A popular place for oysters and Mediterranean cooking in Hikone

place Area: Hikone access_time Published: 2020.08.17

Yonbanchō is the area at the far end of Castle Road in Hikone. It’s a recently developed pedestrian area with an early 20th century theme. Girasole, run by Kojima Shōichi, stands in a small square in the centre of the quarter. Kojima-san, originally from Yamanashi, started the restaurant in 2017.

“How did you get from Yamanashi to Hikone?”
“I was managing a restaurant in Shibuya, Tōkyo, and one of the interns was from Hikone. I got tricked into coming here.” Laughs.
“I can’t help noticing that you’re good at picking beautiful staff…”
Laughing more, “It’s just coincidence, the luck of the draw. I’m not unhappy about it though.”

“Why did you choose to open a restaurant serving this kind of food in this place?”
“I wanted to manage a restaurant and I can cook Italian food. But frankly, anyone can do Italian. From my Tōkyo days, I knew how and where to source good oysters, and it was my aim to make a unique restaurant that nobody could imitate. When I first came to Hikone, I was living here in Yonbanchō and it was a ghost town in the evening. I wanted to attract people here to enjoy oysters and liven it up.”
“How’s it working out? Have you seen any change since you started?”
“Yes, we have a lot of regular customers now, and Girasole even attracts people from Kyōto and Nagoya.”
On any given evening, the clientele is likely to include business people, students, families, and sometimes visitors from overseas.

The first dish is a chilled potage of new onions and daikon with a swirl of olive oil.
“The concept of Girasole is to serve customers something using the produce of Shiga. Ōmi beef is very well known, but excellent vegetables and rice are also produced in the Hikone area, and I’d like locals and visitors alike to enjoy them.”
This complimentary soup is very mild and comforting. In the colder seasons, hot soups using locally produced pumpkin and the famously sweet Taga carrots are there to get things started. Since Ōmi is a relatively small area, very little time elapses from farm to table, and Kojima-san takes pride in the healthy freshness of his food. Girasole’s commitment to freshness is appreciated by customers but also by the farmers, who want their produce to be enjoyed at its best.
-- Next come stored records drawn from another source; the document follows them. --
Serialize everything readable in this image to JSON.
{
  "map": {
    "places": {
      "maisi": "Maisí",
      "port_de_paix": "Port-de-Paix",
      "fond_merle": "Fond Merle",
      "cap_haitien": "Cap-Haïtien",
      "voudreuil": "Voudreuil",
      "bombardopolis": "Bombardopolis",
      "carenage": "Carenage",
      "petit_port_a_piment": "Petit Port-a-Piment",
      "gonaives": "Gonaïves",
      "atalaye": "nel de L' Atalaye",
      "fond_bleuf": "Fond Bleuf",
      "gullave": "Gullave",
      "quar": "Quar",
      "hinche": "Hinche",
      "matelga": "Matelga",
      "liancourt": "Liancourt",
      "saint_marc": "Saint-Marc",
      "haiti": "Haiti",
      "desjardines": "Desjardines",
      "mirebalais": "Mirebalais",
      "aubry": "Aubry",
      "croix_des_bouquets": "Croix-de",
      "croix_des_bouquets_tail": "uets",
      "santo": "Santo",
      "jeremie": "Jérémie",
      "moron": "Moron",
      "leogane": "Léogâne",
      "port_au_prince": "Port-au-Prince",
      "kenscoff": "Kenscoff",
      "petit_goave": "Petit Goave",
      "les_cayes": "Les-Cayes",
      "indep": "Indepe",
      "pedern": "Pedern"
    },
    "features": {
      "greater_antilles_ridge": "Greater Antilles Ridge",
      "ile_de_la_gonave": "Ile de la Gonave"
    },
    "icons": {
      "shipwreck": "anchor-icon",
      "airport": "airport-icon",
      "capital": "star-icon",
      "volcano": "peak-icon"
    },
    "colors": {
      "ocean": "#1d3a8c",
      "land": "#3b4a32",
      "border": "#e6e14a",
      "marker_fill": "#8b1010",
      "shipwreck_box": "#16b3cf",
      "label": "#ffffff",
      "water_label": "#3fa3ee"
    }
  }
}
Next up is a selection of three oysters from a wide area of Japan, each with a different flavour profile. With oysters, Kojima-san recommends a glass of Chablis, whose aroma alone brings a smile of joy. The oysters are graded by richness, but all three have a deep flavour and the marriage with the Chablis is superb. At Girasole, oysters can also be enjoyed cooked in various Mediterranean dishes.

Kojima-san didn’t train as a chef. Instead, he picked up the skills working in a restaurant in Tokyo and Yamanashi.
“If you develop your sense of taste, I think anyone can do it. The goal is to satisfy the customer, and if you take a freethinking approach, you can succeed.”

This is amply reflected in the next dish – burrata cheese, freshly made at Kokabu Farm in Shiga, served with slices of peach and plum which happen to be in season. The sweet peach and tart plum make a pleasing counterpoint to the salty, creamy cheese. Italian parsley adds another dimension. A sparkling wine is recommended to partner with this luxurious dish.

Paella is a big favourite at Girasole, and the camarones al ajillo served with the little bread rolls made in the restaurant is sure to make a lasting impression. Girasole has an extensive offering of wines and beers, but Kojima-san always has a selection of local sake on hand, which matches the Mediterranean food very well.

Since the coronavirus hit, Kojima-san has experimented with shrink-packing some of Girasole’s popular offerings for takeout, such as oysters in basil sauce. These have been very popular with regular and drop-in customers.

When he’s not at work in the kitchen or visiting local producers, Kojima-san enjoys windsurfing on Lake Biwa.